Selon moi, Mulroney et PET sont les 2 pires politiciens de l’histoire canadienne…
@Aimé Laliberté
Merci pour ces éléments d’information que vous ajoutez à mon propos et qui le renforcent. Un élément que vous soulevez et avec lequel je suis pleinement d’accord (je prévois en traiter un peu dans mes prochaines chroniques), c’est que la situation au Québec est seulement une variante d’un phénomène de dépossession qui sévit dans l’ensemble des économies avancées, surtout celles des pays anglo-saxons. Regardons l’Angleterre, par exemple: c’est devenu un désert industriel où ne subsiste plus que le monstre financier de la City.
@Simon Lefebvre
Je suis d’accord avec vous dans votre coup d’oeil sur PET et Mulroney. Je dois dire toutefois qu’il me manque les organes pour apprécier ces politiciens.
@ yanbarcelo
» (…) Je dois dire toutefois qu’il me manque les organes pour apprécier ces politiciens. (…) »
Puis-je te demander d’expliquer ce que tu veux dire par là, s’il-te-plaît?
@Simon Lefebvre
Tout simplement que je considère ces individus, en tant que politiciens, si méprisables et insignifiants, tellement en dessous de toute considération, qu’il me manque les organes physiques, intellectuels et moraux pour appréhender les dimensions infimes de leur petitesse. Cette « évaluation », je dois dire, tient surtout pour PET. J’ai un coup d’oeil moins détaillé de la physionomie lilliputienne de Mulroney.
Il faut savoir que les chefs de parti et les petites gangs autour d’eux, sont mis en place par le pouvoir économique mondial style: BILDERBERG.
Le Québec et le Canada sont de petits maillons de cette chaîne circulant autour de la terre en manipulant et volant les richesses des pays possesseurs par toutes sortes de procédés et même la guerre.

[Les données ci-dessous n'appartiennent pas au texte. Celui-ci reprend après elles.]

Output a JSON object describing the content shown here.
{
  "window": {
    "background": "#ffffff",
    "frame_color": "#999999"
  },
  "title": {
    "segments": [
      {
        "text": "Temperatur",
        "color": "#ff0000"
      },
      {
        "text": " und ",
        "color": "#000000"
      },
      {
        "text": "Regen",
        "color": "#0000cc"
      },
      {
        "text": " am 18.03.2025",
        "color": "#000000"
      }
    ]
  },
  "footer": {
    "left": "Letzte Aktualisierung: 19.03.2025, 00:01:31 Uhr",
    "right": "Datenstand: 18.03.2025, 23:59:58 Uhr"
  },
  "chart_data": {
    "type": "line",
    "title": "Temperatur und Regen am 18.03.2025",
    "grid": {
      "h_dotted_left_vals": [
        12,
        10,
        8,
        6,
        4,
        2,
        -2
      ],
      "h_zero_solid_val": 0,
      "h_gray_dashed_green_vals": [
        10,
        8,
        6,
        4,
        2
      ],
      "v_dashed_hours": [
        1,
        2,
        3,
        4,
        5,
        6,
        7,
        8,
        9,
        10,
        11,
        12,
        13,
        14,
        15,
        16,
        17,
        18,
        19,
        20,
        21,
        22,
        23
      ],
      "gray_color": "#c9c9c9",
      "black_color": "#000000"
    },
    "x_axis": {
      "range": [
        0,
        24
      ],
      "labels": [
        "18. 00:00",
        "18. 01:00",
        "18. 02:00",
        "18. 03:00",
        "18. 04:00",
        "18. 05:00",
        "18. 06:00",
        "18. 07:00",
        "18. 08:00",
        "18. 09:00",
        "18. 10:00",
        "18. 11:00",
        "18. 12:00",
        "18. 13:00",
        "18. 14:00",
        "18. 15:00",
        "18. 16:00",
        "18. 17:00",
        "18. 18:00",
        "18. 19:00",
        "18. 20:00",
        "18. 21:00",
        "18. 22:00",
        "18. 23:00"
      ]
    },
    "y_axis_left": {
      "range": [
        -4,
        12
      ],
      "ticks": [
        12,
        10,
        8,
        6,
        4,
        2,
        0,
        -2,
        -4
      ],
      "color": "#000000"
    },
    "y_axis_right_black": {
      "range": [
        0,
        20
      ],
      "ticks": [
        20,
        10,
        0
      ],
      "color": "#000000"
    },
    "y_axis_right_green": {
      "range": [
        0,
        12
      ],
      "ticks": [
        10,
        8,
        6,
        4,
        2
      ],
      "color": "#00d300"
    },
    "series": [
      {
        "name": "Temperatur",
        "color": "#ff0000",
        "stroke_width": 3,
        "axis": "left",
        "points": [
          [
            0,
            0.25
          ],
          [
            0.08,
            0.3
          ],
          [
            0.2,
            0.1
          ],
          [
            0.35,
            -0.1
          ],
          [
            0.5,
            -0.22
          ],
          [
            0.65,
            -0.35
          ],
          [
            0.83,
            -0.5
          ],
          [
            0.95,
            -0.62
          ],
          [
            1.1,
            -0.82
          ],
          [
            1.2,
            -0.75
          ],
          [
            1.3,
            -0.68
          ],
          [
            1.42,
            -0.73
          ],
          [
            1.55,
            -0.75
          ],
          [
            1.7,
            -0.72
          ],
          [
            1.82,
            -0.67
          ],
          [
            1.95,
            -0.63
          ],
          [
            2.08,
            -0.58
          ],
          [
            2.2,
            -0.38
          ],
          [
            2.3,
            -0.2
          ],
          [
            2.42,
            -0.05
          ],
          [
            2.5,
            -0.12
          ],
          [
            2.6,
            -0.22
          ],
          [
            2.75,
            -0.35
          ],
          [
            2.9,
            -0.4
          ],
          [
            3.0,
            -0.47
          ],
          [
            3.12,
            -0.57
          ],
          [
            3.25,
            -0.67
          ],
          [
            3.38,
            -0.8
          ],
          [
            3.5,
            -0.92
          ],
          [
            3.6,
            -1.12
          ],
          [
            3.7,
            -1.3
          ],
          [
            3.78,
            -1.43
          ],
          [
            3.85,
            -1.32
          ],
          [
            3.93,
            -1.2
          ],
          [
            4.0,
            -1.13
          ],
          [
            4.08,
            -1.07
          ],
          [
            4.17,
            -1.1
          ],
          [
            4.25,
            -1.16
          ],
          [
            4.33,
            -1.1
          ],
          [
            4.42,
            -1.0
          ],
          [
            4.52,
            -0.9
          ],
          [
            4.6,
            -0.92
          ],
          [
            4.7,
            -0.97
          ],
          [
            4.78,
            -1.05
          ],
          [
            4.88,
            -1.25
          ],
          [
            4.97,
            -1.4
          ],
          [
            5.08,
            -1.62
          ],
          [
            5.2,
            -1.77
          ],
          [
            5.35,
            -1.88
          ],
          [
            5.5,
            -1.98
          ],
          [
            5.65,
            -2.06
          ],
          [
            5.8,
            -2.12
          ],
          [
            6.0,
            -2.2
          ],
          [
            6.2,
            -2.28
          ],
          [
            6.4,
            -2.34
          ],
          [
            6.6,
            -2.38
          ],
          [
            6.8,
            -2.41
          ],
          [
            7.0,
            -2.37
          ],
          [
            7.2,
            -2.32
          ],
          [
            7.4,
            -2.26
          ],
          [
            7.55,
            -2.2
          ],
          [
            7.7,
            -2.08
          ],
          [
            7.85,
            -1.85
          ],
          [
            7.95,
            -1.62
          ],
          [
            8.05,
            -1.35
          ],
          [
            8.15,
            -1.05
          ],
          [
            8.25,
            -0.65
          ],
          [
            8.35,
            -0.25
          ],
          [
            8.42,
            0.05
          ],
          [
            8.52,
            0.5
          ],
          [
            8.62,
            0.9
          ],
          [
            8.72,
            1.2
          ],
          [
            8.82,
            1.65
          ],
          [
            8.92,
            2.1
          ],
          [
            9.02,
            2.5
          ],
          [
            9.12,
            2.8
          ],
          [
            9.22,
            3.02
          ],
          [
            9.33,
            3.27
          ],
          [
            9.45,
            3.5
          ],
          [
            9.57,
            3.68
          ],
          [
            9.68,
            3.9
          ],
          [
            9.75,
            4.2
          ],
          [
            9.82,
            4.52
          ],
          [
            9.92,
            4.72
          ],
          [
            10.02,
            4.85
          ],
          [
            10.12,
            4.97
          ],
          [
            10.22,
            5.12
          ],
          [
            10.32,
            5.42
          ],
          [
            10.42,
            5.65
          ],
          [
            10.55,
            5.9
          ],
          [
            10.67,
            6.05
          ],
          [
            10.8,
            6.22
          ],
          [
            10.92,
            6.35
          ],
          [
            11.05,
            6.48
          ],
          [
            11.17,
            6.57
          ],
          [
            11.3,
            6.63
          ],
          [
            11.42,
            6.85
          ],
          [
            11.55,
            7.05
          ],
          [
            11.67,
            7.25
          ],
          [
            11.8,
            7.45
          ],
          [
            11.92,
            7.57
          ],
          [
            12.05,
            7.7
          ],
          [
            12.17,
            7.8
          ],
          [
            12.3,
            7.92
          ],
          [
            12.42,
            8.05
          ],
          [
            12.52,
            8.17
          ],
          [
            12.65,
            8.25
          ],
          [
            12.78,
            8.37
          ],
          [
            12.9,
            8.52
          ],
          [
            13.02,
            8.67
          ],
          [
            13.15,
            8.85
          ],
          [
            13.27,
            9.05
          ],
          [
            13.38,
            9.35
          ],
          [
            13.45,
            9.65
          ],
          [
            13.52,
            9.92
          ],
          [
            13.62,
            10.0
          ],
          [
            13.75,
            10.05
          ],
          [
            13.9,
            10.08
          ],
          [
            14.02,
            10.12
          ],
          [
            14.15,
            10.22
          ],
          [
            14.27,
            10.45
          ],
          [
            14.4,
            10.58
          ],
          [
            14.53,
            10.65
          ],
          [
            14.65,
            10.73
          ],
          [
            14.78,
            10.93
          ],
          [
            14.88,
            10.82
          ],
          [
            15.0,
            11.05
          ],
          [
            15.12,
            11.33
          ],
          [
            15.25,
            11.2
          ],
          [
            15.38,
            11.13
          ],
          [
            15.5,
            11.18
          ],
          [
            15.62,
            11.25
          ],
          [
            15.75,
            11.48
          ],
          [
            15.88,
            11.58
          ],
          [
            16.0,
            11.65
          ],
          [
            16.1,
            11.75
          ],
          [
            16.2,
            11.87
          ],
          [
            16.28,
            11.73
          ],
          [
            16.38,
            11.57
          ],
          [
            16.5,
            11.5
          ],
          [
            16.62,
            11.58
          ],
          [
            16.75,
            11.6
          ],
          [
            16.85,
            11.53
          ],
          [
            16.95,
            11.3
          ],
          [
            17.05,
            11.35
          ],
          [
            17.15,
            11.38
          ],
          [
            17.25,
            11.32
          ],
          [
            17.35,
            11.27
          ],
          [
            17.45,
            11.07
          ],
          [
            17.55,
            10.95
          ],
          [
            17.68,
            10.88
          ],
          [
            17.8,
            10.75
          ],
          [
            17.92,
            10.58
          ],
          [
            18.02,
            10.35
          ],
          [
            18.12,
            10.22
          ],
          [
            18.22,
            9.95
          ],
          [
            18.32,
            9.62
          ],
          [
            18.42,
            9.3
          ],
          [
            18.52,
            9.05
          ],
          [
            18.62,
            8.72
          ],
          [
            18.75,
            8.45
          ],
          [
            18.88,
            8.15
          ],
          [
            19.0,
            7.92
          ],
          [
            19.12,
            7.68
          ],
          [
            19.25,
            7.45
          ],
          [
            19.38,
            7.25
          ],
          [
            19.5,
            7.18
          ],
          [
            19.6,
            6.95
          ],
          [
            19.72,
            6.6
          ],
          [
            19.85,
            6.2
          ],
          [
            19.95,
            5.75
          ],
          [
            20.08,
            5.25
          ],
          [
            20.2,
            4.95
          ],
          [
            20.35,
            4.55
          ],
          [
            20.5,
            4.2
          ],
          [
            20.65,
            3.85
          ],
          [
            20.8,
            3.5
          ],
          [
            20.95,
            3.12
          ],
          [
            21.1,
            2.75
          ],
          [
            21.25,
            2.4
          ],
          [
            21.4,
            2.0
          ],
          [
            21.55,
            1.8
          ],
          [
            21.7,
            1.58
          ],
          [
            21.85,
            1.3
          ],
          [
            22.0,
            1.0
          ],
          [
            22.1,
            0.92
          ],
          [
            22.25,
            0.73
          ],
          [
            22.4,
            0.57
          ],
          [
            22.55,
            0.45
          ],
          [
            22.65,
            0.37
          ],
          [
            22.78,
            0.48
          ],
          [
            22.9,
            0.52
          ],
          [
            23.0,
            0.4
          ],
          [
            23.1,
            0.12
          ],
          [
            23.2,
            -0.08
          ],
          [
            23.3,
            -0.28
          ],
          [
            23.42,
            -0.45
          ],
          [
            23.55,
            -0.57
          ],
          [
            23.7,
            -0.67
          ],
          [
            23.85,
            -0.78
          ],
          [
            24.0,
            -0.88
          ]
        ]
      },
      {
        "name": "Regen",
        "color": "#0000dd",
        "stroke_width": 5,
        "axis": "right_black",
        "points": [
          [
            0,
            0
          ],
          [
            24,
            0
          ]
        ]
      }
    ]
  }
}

Tout est pensé et planifié longtemps d’avance.
Il ne faut pas se surprendre de voir aller les gouvernements élus par le FRIC, redonner
au centuple à leurs fournisseurs…………………………….
Un article fort intéressant.
Mais pendant qu’on est ici à parler de tout ça, je suis certains qu’une bonne part des entrepreneurs Québécois fantasment secrètement sur l’idée que leur création soit acheté par un groupe Américain…
Haha elle est bonne Redge! Bonne parce que vraie!
Ces prises de contrôle sont le symptôme d’un problème plus profond et ce n’est pas en bloquant ces transactions que nous règlerons ce problème.
Nos politiciens, sous la pressions des lobbys, ont adopté beaucoup de mesures pour protéger la plupart de nos entreprises et leur ont versé des milliards en subventions/crédits d’impôts. Se faisant, ils les ont affaiblies. Étant artificiellement protégées de la compétition, elles se sont ramolies et leurs tentatives de croître internationalement ont échoué lamentablement. Confinées à leur « petit étang » qu’est le Canada, elles sont devenues des proies faciles pour les plus gros poissons, qui eux ont eu l’audace d’explorer l’océan.
Pour plus de lumière sur le sujet, je vous recommande l’excellent livre de la journaliste Canadienne Amanda Campbell qui s’intitule « Why Mexicans don’t drink Molson ».